Services - Spain
Provision of services in Spain
European Union law recognises freedom of establishment and freedom to provide services in the Single Market. It allows EU businesses to establish themselves in any Member State in order to provide national or cross-border services, i.e. to offer services in other Member States without being established in them.
Freedom of establishment and freedom to provide services have been extended over time to different economic sectors, such as: financial and banking services, telecommunications, transport and trade. More information is available through the following links:
Spanish law is in line with EU law. The Spanish rules regulating the various service sectors are extensive and cover: retail trade and distribution, telecommunications, transport, and consultancy services. They set out the requirements for each service activity.
In some sectors, the Autonomous Communities and local authorities have certain powers, for example in the regulation of trade or trading hours.
To improve the movement of services between EU countries, the Services Directive was adopted, which aims to reduce red tape and make it easier for service-providers to establish themselves in other Member States.
The Services Directive covers the following services:
- retail and wholesale trade of goods and services;
- business-related services;
- most regulated professions (such as legal and tax advisers;
- architects, engineers, accountants, surveyors);
The procedures and requirements for setting up a service business are not very different from those for setting up any other type of business. More information is available through the following links:
Barriers to the freedom to provide services and SOLVIT
Member States may not impose discriminatory, unnecessary or disproportionate requirements on foreign service-providers.
They may impose certain requirements, if necessary, for reasons of public order and security, and protection of public health and the environment. Certain exceptions also exist, for example with regard to employees seconded abroad or the recognition of professional qualifications.
A 1994 Regulation tries to prevent barriers to free trade.
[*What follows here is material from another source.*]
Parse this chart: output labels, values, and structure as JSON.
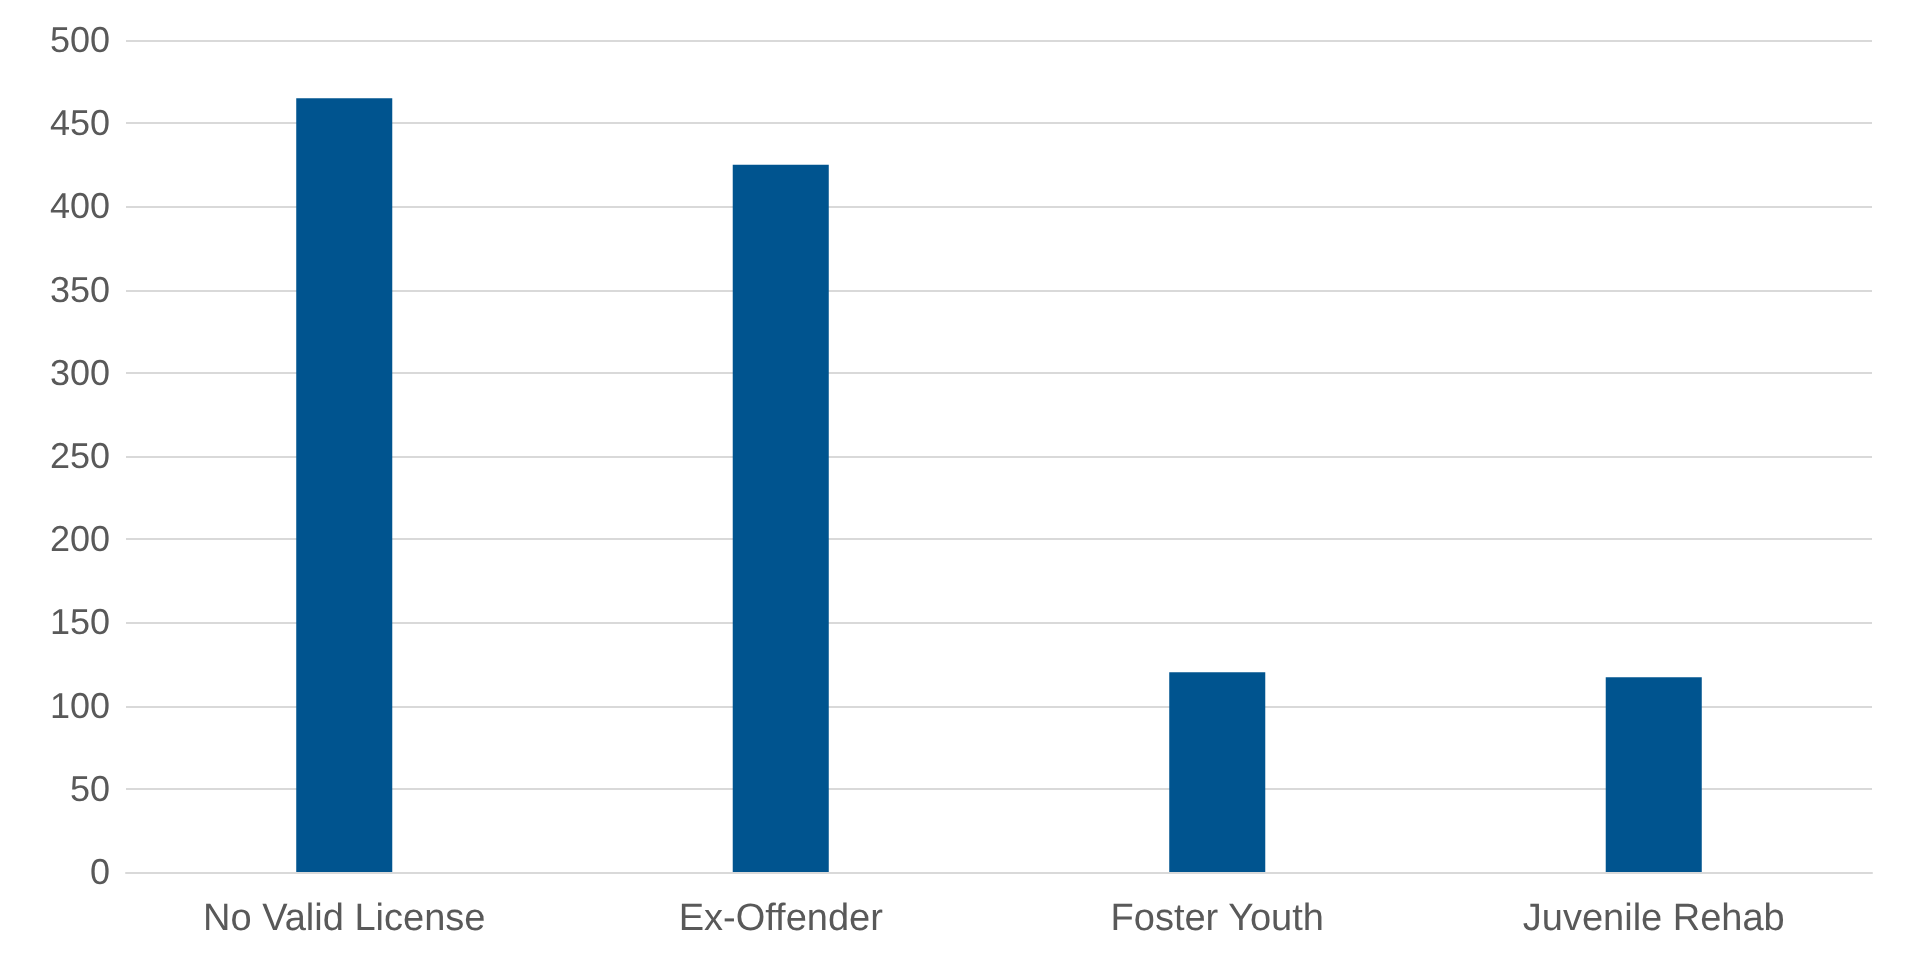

The SOLVIT network can help consumers and businesses to solve problems caused by the incorrect application of internal market legislation by public authorities. This is an out-of-court service committed to providing a solution within a maximum of 10 weeks. There is a SOLVIT office in every Member State.
Consumers of services
Services must comply with Spanish and EU consumer protection rules. More information on this subject is available through the following links:
The Directive also recognises more rights for service recipients: consumers and businesses must be able to complain about services provided by service-providers established in other Member States, without having to obtain prior authorisation or being subject to discriminatory requirements. National authorities must provide information and assistance on consumer rights and complaint procedures.
When consumers want to make complaints , they should contact the relevant consumer authorities at municipal level (Consumer Information Offices) or regional level (Directorates-General for Consumer Affairs).
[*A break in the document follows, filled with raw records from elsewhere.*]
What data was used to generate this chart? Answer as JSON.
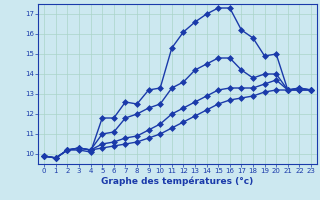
{
  "background_color": "#cce8f0",
  "grid_color": "#aad4c8",
  "line_color": "#1a3aaa",
  "xlabel": "Graphe des températures (°c)",
  "xlim": [
    -0.5,
    23.5
  ],
  "ylim": [
    9.5,
    17.5
  ],
  "yticks": [
    10,
    11,
    12,
    13,
    14,
    15,
    16,
    17
  ],
  "xticks": [
    0,
    1,
    2,
    3,
    4,
    5,
    6,
    7,
    8,
    9,
    10,
    11,
    12,
    13,
    14,
    15,
    16,
    17,
    18,
    19,
    20,
    21,
    22,
    23
  ],
  "series": [
    [
      9.9,
      9.8,
      10.2,
      10.2,
      10.1,
      11.8,
      11.8,
      12.6,
      12.5,
      13.2,
      13.3,
      15.3,
      16.1,
      16.6,
      17.0,
      17.3,
      17.3,
      16.2,
      15.8,
      14.9,
      15.0,
      13.2,
      13.3,
      13.2
    ],
    [
      9.9,
      9.8,
      10.2,
      10.3,
      10.2,
      11.0,
      11.1,
      11.8,
      12.0,
      12.3,
      12.5,
      13.3,
      13.6,
      14.2,
      14.5,
      14.8,
      14.8,
      14.2,
      13.8,
      14.0,
      14.0,
      13.2,
      13.3,
      13.2
    ],
    [
      9.9,
      9.8,
      10.2,
      10.3,
      10.2,
      10.5,
      10.6,
      10.8,
      10.9,
      11.2,
      11.5,
      12.0,
      12.3,
      12.6,
      12.9,
      13.2,
      13.3,
      13.3,
      13.3,
      13.5,
      13.7,
      13.2,
      13.2,
      13.2
    ],
    [
      9.9,
      9.8,
      10.2,
      10.3,
      10.2,
      10.3,
      10.4,
      10.5,
      10.6,
      10.8,
      11.0,
      11.3,
      11.6,
      11.9,
      12.2,
      12.5,
      12.7,
      12.8,
      12.9,
      13.1,
      13.2,
      13.2,
      13.2,
      13.2
    ]
  ],
  "tick_fontsize": 5.0,
  "xlabel_fontsize": 6.5,
  "linewidth": 1.0,
  "markersize": 3.0
}
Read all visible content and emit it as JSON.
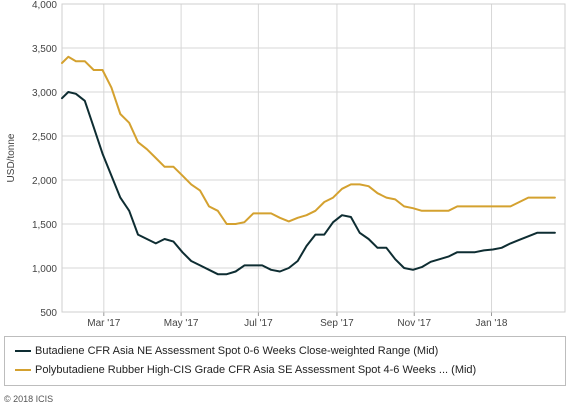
{
  "chart_data": {
    "type": "line",
    "title": "",
    "xlabel": "",
    "ylabel": "USD/tonne",
    "ylim": [
      500,
      4000
    ],
    "yticks": [
      "500",
      "1,000",
      "1,500",
      "2,000",
      "2,500",
      "3,000",
      "3,500",
      "4,000"
    ],
    "xticks": [
      "Mar '17",
      "May '17",
      "Jul '17",
      "Sep '17",
      "Nov '17",
      "Jan '18"
    ],
    "grid": true,
    "legend": "bottom",
    "x_start": "2017-01-27",
    "x_end": "2018-02-28",
    "series": [
      {
        "name": "Butadiene CFR Asia NE Assessment Spot 0-6 Weeks Close-weighted Range (Mid)",
        "color": "#0e2d32",
        "x": [
          "2017-01-27",
          "2017-02-01",
          "2017-02-07",
          "2017-02-14",
          "2017-02-21",
          "2017-02-28",
          "2017-03-07",
          "2017-03-14",
          "2017-03-21",
          "2017-03-28",
          "2017-04-04",
          "2017-04-11",
          "2017-04-18",
          "2017-04-25",
          "2017-05-02",
          "2017-05-09",
          "2017-05-16",
          "2017-05-23",
          "2017-05-30",
          "2017-06-06",
          "2017-06-13",
          "2017-06-20",
          "2017-06-27",
          "2017-07-04",
          "2017-07-11",
          "2017-07-18",
          "2017-07-25",
          "2017-08-01",
          "2017-08-08",
          "2017-08-15",
          "2017-08-22",
          "2017-08-29",
          "2017-09-05",
          "2017-09-12",
          "2017-09-19",
          "2017-09-26",
          "2017-10-03",
          "2017-10-10",
          "2017-10-17",
          "2017-10-24",
          "2017-10-31",
          "2017-11-07",
          "2017-11-14",
          "2017-11-21",
          "2017-11-28",
          "2017-12-05",
          "2017-12-12",
          "2017-12-19",
          "2017-12-26",
          "2018-01-02",
          "2018-01-09",
          "2018-01-16",
          "2018-01-23",
          "2018-01-30",
          "2018-02-06",
          "2018-02-13",
          "2018-02-20"
        ],
        "y": [
          2930,
          3000,
          2980,
          2900,
          2600,
          2300,
          2050,
          1800,
          1650,
          1380,
          1330,
          1280,
          1330,
          1300,
          1180,
          1080,
          1030,
          980,
          930,
          930,
          960,
          1030,
          1030,
          1030,
          980,
          960,
          1000,
          1080,
          1250,
          1380,
          1380,
          1520,
          1600,
          1580,
          1400,
          1330,
          1230,
          1230,
          1100,
          1000,
          980,
          1010,
          1070,
          1100,
          1130,
          1180,
          1180,
          1180,
          1200,
          1210,
          1230,
          1280,
          1320,
          1360,
          1400,
          1400,
          1400
        ]
      },
      {
        "name": "Polybutadiene Rubber High-CIS Grade CFR Asia SE Assessment Spot 4-6 Weeks ... (Mid)",
        "color": "#d4a12f",
        "x": [
          "2017-01-27",
          "2017-02-01",
          "2017-02-07",
          "2017-02-14",
          "2017-02-21",
          "2017-02-28",
          "2017-03-07",
          "2017-03-14",
          "2017-03-21",
          "2017-03-28",
          "2017-04-04",
          "2017-04-11",
          "2017-04-18",
          "2017-04-25",
          "2017-05-02",
          "2017-05-09",
          "2017-05-16",
          "2017-05-23",
          "2017-05-30",
          "2017-06-06",
          "2017-06-13",
          "2017-06-20",
          "2017-06-27",
          "2017-07-04",
          "2017-07-11",
          "2017-07-18",
          "2017-07-25",
          "2017-08-01",
          "2017-08-08",
          "2017-08-15",
          "2017-08-22",
          "2017-08-29",
          "2017-09-05",
          "2017-09-12",
          "2017-09-19",
          "2017-09-26",
          "2017-10-03",
          "2017-10-10",
          "2017-10-17",
          "2017-10-24",
          "2017-10-31",
          "2017-11-07",
          "2017-11-14",
          "2017-11-21",
          "2017-11-28",
          "2017-12-05",
          "2017-12-12",
          "2017-12-19",
          "2017-12-26",
          "2018-01-02",
          "2018-01-09",
          "2018-01-16",
          "2018-01-23",
          "2018-01-30",
          "2018-02-06",
          "2018-02-13",
          "2018-02-20"
        ],
        "y": [
          3330,
          3400,
          3350,
          3350,
          3250,
          3250,
          3050,
          2750,
          2650,
          2430,
          2350,
          2250,
          2150,
          2150,
          2050,
          1950,
          1880,
          1700,
          1650,
          1500,
          1500,
          1520,
          1620,
          1620,
          1620,
          1570,
          1530,
          1570,
          1600,
          1650,
          1750,
          1800,
          1900,
          1950,
          1950,
          1930,
          1850,
          1800,
          1780,
          1700,
          1680,
          1650,
          1650,
          1650,
          1650,
          1700,
          1700,
          1700,
          1700,
          1700,
          1700,
          1700,
          1750,
          1800,
          1800,
          1800,
          1800
        ]
      }
    ]
  },
  "footer": {
    "copyright": "© 2018 ICIS"
  }
}
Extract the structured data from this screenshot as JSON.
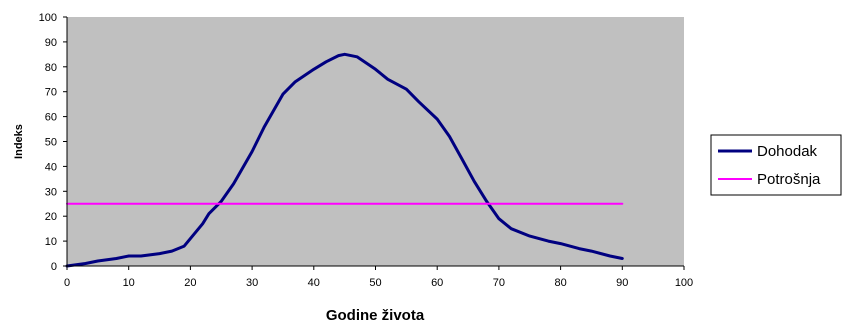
{
  "chart_data": {
    "type": "line",
    "xlabel": "Godine života",
    "ylabel": "Indeks",
    "xlim": [
      0,
      100
    ],
    "ylim": [
      0,
      100
    ],
    "x_ticks": [
      0,
      10,
      20,
      30,
      40,
      50,
      60,
      70,
      80,
      90,
      100
    ],
    "y_ticks": [
      0,
      10,
      20,
      30,
      40,
      50,
      60,
      70,
      80,
      90,
      100
    ],
    "grid": false,
    "plot_background": "#c0c0c0",
    "legend_placement": "right",
    "series": [
      {
        "name": "Dohodak",
        "color": "#000080",
        "x": [
          0,
          3,
          5,
          8,
          10,
          12,
          15,
          17,
          19,
          20,
          22,
          23,
          25,
          27,
          30,
          32,
          35,
          37,
          40,
          42,
          44,
          45,
          47,
          50,
          52,
          55,
          57,
          60,
          62,
          64,
          66,
          68,
          70,
          72,
          75,
          78,
          80,
          83,
          85,
          88,
          90
        ],
        "y": [
          0,
          1,
          2,
          3,
          4,
          4,
          5,
          6,
          8,
          11,
          17,
          21,
          26,
          33,
          46,
          56,
          69,
          74,
          79,
          82,
          84.5,
          85,
          84,
          79,
          75,
          71,
          66,
          59,
          52,
          43,
          34,
          26,
          19,
          15,
          12,
          10,
          9,
          7,
          6,
          4,
          3
        ]
      },
      {
        "name": "Potrošnja",
        "color": "#ff00ff",
        "x": [
          0,
          90
        ],
        "y": [
          25,
          25
        ]
      }
    ]
  }
}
Complaints about a European business with regard to cross-border sales of goods or services can be submitted through the European Consumer Centre in Spain.
Service sectors in Spain
You can find rules, information and forms online and also complete procedures with the authorities with regard to the following service sectors:
Information Society and Telecommunications:
Financial and Insurance Services:
Points of single contact
The point of single contact, EUGO.es, is aimed at service-providers (businesses and entrepreneurs) from the Member States of the European Union who want to operate in Spain. It also provides information to consumers (service recipients) on these business activities.
From the EUGO.es portal, you can download Help Guides setting out all the information on how to access and engage in service activities, and how businesses and consumers can complain.
The EUGO.es portal can also help service-providers to complete procedures with the various relevant authorities.
The Point of Single Contact on the Services Directive is a website providing information for businesses in Spain. It can also help with online procedures.
For an overview of the taxes payable by businesses in Spain, see the ‘Taxes' page.
In intra-Community transactions, the seller is exempt from charging VAT, which is payable in the country of destination. For this purpose, both the Spanish seller and the receiving business must be registered in the Register of Intra-Community Operators (ROI), also known as the VAT Information Exchange System (VIES).
Intra-Community VAT assessments must be submitted quarterly, using form 349.
Businesses can also choose between two refund options: annual or monthly.
Before starting to offer a service, both employers and employees must be registered with Social Security. Those employees seconded to other European Union countries will, as a general rule, be subject to the social security legislation of the country in which they are working. However, for temporary secondments, employees can continue to be subject to the social security legislation of their country of origin. Special forms must be completed in this case, usually the E-101 or E-102 forms.
More information on the free movement of persons and workers in the European Union and on the recognition of professional qualifications is available through the following links:
The Spanish Institute for Overseas Trade promotes the internationalisation of Spanish businesses.
The Introduction to Overseas Promotion Scheme (Plan de Iniciación a la Promoción Exterior – PIPE) is designed to help Spanish SMEs that want to enter foreign markets, by advising them on how to design an internationalisation strategy and by offering them financial support to implement that strategy.
The Chambers of Commerce have developed an annual plan known as the ‘Chamber of Commerce Plan ’, which is mainly intended to encourage Spanish businesses to expand abroad and internationalise.